Scanlan, who is not involved in the lawsuit but supports the action, described feeling discriminated against and unable to voice concerns about having to undress alongside Thomas. The NCAA offered “no opportunity” for discussion, instead suggesting athletes seek “psychological services” if troubled by the policy, Scanlan said.

“The girls were told that they had to undress in a locker room with a man that they were not comfortable doing so,” she said.

Scanlan believes allowing transgender females into women’s sports will “take away the integrity of the sport” by incentivizing coaches to recruit more male athletes who identify as women. Like when Lance Armstrong was stripped of cycling titles for doping, Scanlan argues Thomas’ medal and records should be reassigned with “asterisks.”

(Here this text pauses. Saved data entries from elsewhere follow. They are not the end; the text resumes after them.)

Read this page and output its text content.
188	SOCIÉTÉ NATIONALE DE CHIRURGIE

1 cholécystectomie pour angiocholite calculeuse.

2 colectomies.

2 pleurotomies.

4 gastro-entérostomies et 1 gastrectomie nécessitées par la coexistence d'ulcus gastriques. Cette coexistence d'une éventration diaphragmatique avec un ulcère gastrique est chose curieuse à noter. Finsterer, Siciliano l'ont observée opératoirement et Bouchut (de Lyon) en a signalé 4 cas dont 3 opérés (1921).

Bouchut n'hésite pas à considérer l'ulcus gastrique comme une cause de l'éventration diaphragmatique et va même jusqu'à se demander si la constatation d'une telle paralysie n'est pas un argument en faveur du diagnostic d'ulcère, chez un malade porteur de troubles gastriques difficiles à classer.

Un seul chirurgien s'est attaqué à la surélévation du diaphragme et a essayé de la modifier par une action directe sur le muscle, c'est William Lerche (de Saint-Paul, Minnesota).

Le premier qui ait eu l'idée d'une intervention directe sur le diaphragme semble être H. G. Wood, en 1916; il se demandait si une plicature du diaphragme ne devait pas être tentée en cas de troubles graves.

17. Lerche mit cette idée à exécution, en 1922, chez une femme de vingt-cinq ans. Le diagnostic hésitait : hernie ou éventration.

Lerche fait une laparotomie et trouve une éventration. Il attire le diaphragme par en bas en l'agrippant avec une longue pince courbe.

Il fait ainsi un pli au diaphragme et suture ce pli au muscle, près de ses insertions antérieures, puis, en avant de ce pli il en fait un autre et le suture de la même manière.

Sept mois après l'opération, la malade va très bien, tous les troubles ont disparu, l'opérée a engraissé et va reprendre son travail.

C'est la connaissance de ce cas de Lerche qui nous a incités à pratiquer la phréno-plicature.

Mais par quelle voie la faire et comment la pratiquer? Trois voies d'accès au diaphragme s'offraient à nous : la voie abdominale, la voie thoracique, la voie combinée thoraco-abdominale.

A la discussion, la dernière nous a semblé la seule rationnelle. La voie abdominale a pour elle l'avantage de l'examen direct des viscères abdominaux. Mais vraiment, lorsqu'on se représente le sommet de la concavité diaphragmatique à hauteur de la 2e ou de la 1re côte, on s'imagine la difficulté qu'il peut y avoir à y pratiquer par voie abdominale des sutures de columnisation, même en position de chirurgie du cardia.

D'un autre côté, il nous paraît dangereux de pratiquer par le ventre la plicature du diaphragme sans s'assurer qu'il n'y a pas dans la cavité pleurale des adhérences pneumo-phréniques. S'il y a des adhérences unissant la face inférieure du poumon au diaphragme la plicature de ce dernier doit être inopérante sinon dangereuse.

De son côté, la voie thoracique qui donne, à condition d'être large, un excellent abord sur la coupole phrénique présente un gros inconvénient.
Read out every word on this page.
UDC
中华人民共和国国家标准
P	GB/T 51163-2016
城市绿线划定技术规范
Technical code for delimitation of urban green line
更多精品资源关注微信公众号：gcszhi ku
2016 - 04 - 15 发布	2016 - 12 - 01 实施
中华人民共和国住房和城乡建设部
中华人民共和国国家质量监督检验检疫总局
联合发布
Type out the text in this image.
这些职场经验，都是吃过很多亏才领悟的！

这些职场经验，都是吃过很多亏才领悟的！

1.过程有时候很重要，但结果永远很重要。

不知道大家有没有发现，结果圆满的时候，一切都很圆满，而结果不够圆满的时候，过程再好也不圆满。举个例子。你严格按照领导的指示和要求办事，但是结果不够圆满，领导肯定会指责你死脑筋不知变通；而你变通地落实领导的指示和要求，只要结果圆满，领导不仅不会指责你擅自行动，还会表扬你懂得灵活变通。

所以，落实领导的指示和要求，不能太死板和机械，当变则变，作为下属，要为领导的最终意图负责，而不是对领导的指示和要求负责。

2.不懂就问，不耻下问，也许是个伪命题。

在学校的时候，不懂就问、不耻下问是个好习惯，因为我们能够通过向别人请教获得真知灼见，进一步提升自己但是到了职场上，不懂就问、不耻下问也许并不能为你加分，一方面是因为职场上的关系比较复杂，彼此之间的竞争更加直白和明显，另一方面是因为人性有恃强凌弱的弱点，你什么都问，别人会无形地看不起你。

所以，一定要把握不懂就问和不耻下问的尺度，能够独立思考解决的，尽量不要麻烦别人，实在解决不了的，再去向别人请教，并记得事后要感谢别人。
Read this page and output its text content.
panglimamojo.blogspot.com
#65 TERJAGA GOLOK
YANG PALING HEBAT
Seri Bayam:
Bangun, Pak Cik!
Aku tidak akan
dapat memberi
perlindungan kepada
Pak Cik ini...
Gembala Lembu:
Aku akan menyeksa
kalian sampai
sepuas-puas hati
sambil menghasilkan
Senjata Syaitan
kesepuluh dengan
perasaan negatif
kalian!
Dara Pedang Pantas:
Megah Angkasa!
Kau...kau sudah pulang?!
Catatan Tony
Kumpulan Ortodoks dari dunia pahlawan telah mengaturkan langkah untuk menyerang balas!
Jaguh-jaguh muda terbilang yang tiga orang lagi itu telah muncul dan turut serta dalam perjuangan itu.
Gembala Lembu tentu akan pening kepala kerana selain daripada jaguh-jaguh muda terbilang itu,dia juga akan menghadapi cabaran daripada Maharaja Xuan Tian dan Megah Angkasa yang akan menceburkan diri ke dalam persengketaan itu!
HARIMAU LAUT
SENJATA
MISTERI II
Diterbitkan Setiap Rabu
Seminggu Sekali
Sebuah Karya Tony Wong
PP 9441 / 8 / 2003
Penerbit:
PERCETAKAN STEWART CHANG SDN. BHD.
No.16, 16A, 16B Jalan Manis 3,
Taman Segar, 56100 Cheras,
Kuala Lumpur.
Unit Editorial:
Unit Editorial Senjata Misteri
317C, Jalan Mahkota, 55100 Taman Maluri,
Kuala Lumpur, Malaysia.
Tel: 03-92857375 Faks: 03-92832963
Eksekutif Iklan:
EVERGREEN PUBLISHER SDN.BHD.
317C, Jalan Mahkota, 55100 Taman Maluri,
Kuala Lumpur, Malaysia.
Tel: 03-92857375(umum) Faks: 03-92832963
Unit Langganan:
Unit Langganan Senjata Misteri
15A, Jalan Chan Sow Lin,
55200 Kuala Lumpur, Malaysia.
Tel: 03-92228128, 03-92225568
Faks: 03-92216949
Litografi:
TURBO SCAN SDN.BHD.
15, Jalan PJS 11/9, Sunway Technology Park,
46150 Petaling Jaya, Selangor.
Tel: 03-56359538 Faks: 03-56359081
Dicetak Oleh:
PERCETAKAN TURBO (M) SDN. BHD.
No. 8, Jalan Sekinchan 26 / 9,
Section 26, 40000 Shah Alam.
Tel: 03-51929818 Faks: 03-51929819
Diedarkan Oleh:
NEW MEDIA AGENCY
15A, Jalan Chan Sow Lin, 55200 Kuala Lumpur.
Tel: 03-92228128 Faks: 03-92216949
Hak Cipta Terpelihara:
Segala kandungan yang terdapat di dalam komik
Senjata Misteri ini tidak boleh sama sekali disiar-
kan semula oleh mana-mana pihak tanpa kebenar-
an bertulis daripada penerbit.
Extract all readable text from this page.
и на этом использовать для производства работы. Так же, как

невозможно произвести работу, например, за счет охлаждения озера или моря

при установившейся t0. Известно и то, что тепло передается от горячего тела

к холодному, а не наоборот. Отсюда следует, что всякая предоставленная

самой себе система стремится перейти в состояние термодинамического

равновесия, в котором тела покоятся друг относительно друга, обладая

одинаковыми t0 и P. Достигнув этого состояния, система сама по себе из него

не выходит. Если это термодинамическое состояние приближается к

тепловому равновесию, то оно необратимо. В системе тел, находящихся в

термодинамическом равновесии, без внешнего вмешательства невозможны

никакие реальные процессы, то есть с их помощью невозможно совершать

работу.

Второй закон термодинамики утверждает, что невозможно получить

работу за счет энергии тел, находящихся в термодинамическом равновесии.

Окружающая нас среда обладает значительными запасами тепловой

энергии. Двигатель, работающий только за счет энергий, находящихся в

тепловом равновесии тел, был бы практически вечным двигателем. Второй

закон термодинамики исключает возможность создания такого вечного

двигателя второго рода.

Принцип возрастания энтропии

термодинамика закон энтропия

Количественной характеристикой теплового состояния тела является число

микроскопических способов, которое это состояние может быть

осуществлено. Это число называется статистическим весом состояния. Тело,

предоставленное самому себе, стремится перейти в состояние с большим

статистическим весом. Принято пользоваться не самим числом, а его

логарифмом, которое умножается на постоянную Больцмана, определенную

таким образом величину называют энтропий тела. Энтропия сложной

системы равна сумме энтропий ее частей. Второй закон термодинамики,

“If we’re going to have women’s sports, they need to be protected,” Scanlan stated. “I really don’t see this as being something that is that different from [doping].”

The lawsuit comes as several states have enacted laws restricting transgender athletes from competing in school sports based on their gender identity rather than biological sex at birth.

Proponents argue the laws ensure fair competition, while critics condemn them as discriminatory. The ACLU of Ohio notes that as of last March, only around 34 openly transgender athletes competed across all collegiate levels nationwide.

Scanlan countered those low participation numbers are not the only metric of concern, pointing to younger students displaced by transgender athletes before reaching college.

“If you play a sport in high school, your goal is to play at the NCAA level. So we need to make sure the NCAA sets that message,” Scanlan said. “It’s not Lia’s fault that Lia was competing on our team. It really is the fault of the people who put this policy into place.”